# Attorney/Collabortive Divorce or Mediator?



## Stressedandsad (Jan 29, 2014)

I know divorce can be very expensive, especially if you can't agree on terms. From what I read the average divorce costs $10,000. Is that what others have experienced? 

Is mediation really less expensive?  I see most also charge by the hour and it can take many sessions to get everything written and agreed upon.

What have others done here?

P.S. Assets will be quite substantial and somewhat complicated if that makes a difference. Probably will agree on most things though....I think...?


----------



## Ceegee (Sep 9, 2012)

How are things between you and STBX?

My collaborative D cost me $80k. 

It was a horrible experience because XW was high conflict from the beginning. 

After a year of meetings we scrapped the collaborative D and finished it all in one day of mediation. 

Litigation would have cost even more and been even more stressful.


----------



## Deejo (May 20, 2008)

Ex and I quite simply couldn't afford separate attorneys trying to fight for more money we didn't have anyway.

We used a mediator. Cost roughly 3500 dollars.

I have a family member that used an online resource. They both simply signed it and submitted the forms they needed to. Couple of hundred bucks tops.

Conversely, I dated a woman who when everything was said and done, involving no fewer than 6 court appearances, estimated her divorce cost 300,000 dollars.


----------



## evolver (Dec 3, 2013)

STBXW and I already agreed on everything, and no kids are involved, so we're going to try the mediator route. We both consulted attorneys first, just to get an understanding of where we both stood.

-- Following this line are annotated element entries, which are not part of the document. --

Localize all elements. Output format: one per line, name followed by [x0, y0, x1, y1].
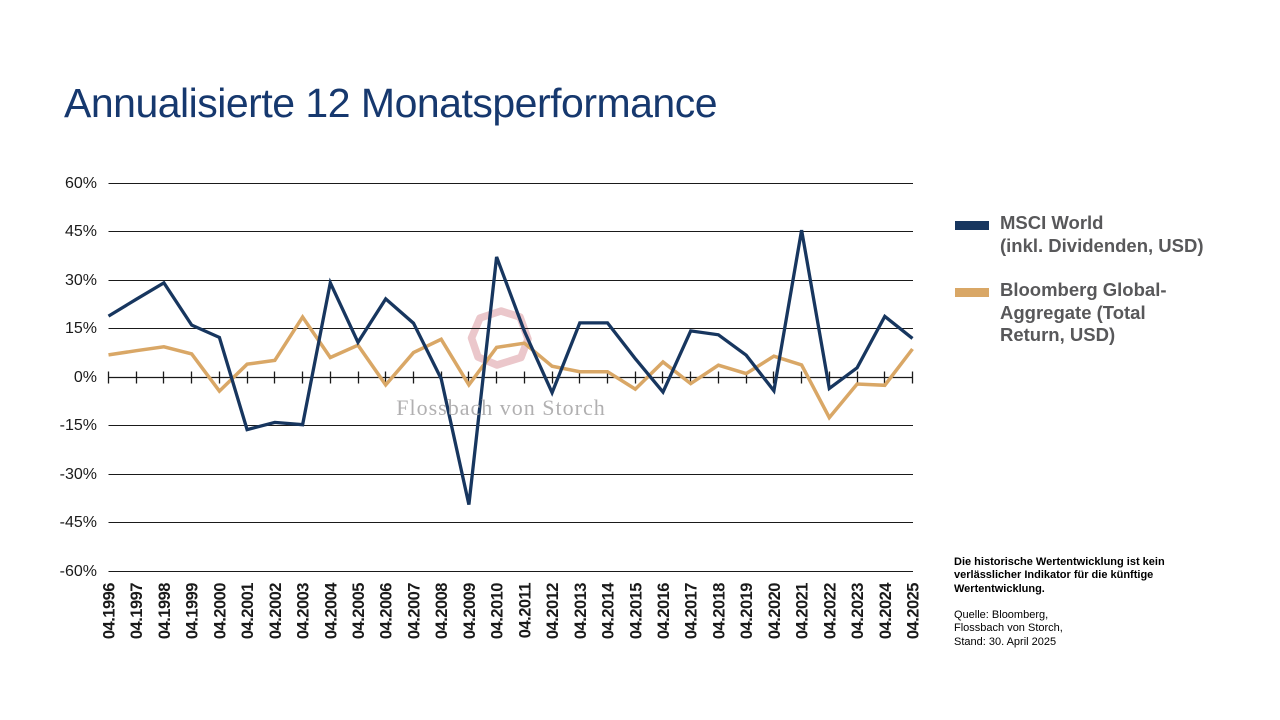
svg-text:04.2007: 04.2007: [406, 583, 424, 639]
svg-text:04.1997: 04.1997: [128, 583, 146, 639]
svg-text:04.2009: 04.2009: [461, 583, 479, 639]
svg-text:04.2014: 04.2014: [600, 582, 618, 639]
svg-text:04.2010: 04.2010: [489, 583, 507, 639]
svg-text:04.2019: 04.2019: [738, 583, 756, 639]
svg-text:04.2008: 04.2008: [433, 583, 451, 639]
svg-text:04.2015: 04.2015: [627, 583, 645, 639]
svg-text:04.2000: 04.2000: [211, 583, 229, 639]
svg-text:04.2020: 04.2020: [766, 583, 784, 639]
svg-text:04.2018: 04.2018: [710, 583, 728, 639]
svg-text:04.2013: 04.2013: [572, 583, 590, 639]
svg-text:04.2001: 04.2001: [239, 583, 257, 639]
svg-text:04.2012: 04.2012: [544, 583, 562, 639]
svg-text:04.1998: 04.1998: [156, 583, 174, 639]
svg-text:04.2025: 04.2025: [905, 583, 923, 639]
svg-text:04.2006: 04.2006: [378, 583, 396, 639]
svg-text:04.2017: 04.2017: [683, 583, 701, 639]
svg-text:04.2005: 04.2005: [350, 583, 368, 639]
svg-text:04.2024: 04.2024: [877, 582, 895, 639]
svg-text:04.2003: 04.2003: [295, 583, 313, 639]
svg-text:04.2021: 04.2021: [794, 583, 812, 639]
svg-text:04.2023: 04.2023: [849, 583, 867, 639]
svg-text:04.2016: 04.2016: [655, 583, 673, 639]
svg-text:04.1996: 04.1996: [101, 583, 119, 639]
svg-text:04.2022: 04.2022: [821, 583, 839, 639]
svg-text:04.2011: 04.2011: [516, 583, 534, 639]
svg-text:04.2002: 04.2002: [267, 583, 285, 639]
svg-text:04.1999: 04.1999: [184, 583, 202, 639]
svg-text:04.2004: 04.2004: [322, 582, 340, 639]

Going that route would've cost at least 6K, but likely much more.

Some mediators just want to mediate, then the agreement goes to each spouse's attorney. I found one that handles the whole process, with no attorneys. She estimated one or two sessions at $350/pc, plus $750 to handle the divorce paperwork. $1450 total. It seems like a good option for us. Our first mediation appointment is next Thursday. Hopefully it goes well.


----------



## C3156 (Jun 13, 2012)

How your divorce goes down really depends on the people involved. If you can both sit down and not let greed, anger, or pride get in the way, you may get out easily. If even one person decides to fight, it can get ugly.

First things first, do you have children? If so, have you agreed to custody yet? There is no reason that you should both not be able to have 50% of the time. Don't fall into the mindset that kids need their mom at your expense. Kids need both parents to grow up healthy and balanaced. I would not budge on 50/50.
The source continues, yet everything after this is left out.